Camera footage has shown that SCP-XXXX-1's decibel meter reached 179-187 dB during the Tantrum event.

Conclusion: SCP-XXXX enters a Tantrum state when given broccoli.
Aftermath: SCP-XXXX-1 lost hearing ability and is unable to comply with instructions, regardless of media used to transmit the instructions. A note from SCP-XXXX-1 saying "if I don't get guccis tonight I blow up scp" was found. Subject terminated. Broccoli has also been banned in SCP-XXXX's containment area. Due to the volume levels, microphones have been banned and chat tablets are used instead.


Experiment XXXX-2
Researcher: Dr. ████ (referred to as Control)
Test subjects: D-3011, D-3290, D-3338
Control communicate with the test subjects via chat tablet.
The three Class-D personnel enter SCP-XXXX's primary containment.

Control: kick the scp object
D-3290 kicked SCP-XXXX.
SCP-XXXX enters a state of mental distress.
After the experiment, all but one Class-D subject was deaf. D-3011 and D-3338 were seen attacking themselves and each other and were immediately terminated by security.
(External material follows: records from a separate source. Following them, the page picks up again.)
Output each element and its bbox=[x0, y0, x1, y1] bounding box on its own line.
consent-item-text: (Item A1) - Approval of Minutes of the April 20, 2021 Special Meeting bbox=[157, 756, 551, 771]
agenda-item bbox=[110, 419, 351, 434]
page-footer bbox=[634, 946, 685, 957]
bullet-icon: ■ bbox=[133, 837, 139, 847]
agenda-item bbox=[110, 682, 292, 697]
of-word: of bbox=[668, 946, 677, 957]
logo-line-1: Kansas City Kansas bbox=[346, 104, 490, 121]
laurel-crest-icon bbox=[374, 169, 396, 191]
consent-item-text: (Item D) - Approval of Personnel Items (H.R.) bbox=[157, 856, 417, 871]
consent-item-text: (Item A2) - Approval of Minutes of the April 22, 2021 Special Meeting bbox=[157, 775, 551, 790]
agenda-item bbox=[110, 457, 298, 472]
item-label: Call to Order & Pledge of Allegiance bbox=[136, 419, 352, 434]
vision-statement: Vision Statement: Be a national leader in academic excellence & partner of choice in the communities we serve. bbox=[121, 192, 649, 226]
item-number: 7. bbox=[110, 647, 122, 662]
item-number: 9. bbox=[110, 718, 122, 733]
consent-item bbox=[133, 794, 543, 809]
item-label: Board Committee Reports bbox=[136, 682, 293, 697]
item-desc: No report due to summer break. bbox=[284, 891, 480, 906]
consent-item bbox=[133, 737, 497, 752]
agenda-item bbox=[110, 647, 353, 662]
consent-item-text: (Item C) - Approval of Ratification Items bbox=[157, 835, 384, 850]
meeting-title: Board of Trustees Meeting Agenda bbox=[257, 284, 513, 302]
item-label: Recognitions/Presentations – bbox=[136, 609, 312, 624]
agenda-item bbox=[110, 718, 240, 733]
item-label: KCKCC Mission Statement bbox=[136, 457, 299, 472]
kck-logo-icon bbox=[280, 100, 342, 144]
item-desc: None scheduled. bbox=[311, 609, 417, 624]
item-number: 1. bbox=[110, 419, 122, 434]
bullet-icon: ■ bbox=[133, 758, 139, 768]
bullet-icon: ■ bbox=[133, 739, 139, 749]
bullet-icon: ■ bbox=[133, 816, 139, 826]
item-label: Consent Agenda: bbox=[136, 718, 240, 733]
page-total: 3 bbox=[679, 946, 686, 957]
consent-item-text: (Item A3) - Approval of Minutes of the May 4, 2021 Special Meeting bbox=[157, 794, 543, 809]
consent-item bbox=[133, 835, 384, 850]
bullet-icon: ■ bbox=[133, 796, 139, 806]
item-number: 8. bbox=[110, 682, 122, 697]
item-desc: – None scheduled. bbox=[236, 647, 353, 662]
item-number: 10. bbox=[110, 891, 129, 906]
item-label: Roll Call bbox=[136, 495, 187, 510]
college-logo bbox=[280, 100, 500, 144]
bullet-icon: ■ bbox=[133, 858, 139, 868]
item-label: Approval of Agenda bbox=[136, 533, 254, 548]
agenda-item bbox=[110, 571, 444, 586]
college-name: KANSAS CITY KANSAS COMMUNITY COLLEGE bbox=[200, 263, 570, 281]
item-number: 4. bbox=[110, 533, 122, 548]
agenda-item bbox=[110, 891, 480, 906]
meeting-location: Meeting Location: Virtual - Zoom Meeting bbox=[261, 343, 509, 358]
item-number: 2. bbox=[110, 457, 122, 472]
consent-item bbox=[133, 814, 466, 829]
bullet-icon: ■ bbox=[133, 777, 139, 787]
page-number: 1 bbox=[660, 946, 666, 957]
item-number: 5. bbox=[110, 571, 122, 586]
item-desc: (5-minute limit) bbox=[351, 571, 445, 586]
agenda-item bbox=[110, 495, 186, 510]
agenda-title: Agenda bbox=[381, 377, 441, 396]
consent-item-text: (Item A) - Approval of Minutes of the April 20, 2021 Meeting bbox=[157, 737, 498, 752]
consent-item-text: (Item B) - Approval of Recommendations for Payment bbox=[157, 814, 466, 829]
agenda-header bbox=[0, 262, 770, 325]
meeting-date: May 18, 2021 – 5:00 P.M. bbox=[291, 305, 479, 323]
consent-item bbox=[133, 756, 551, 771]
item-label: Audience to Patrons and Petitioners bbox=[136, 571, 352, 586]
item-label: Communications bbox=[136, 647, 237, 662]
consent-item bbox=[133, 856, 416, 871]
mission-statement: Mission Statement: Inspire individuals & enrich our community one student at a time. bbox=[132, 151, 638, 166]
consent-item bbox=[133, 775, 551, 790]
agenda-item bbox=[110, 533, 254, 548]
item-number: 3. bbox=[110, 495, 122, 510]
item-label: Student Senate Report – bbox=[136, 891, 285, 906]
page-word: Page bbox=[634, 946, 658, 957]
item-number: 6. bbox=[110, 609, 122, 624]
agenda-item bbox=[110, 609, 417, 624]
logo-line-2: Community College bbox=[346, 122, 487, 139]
D-3290 became deaf and [DATA EXPUNGED]. All video clips of the experiment have been deleted due to excessive gore.

Site Director-cum-Head Researcher [REDACTED] noted: Stop it, researchers. We are wasting Class-D on these experiments. Sure, D stands for disposable, but they don't grow on trees either. From now on, experimentation with SCP-XXXX must be approved by a nine-tenths majority one from Area-20 research administration. Unauthorized research will lead to disciplinary action. Class-D is only allowed into its containment for cleaning from now on. Updating the special containment procedures.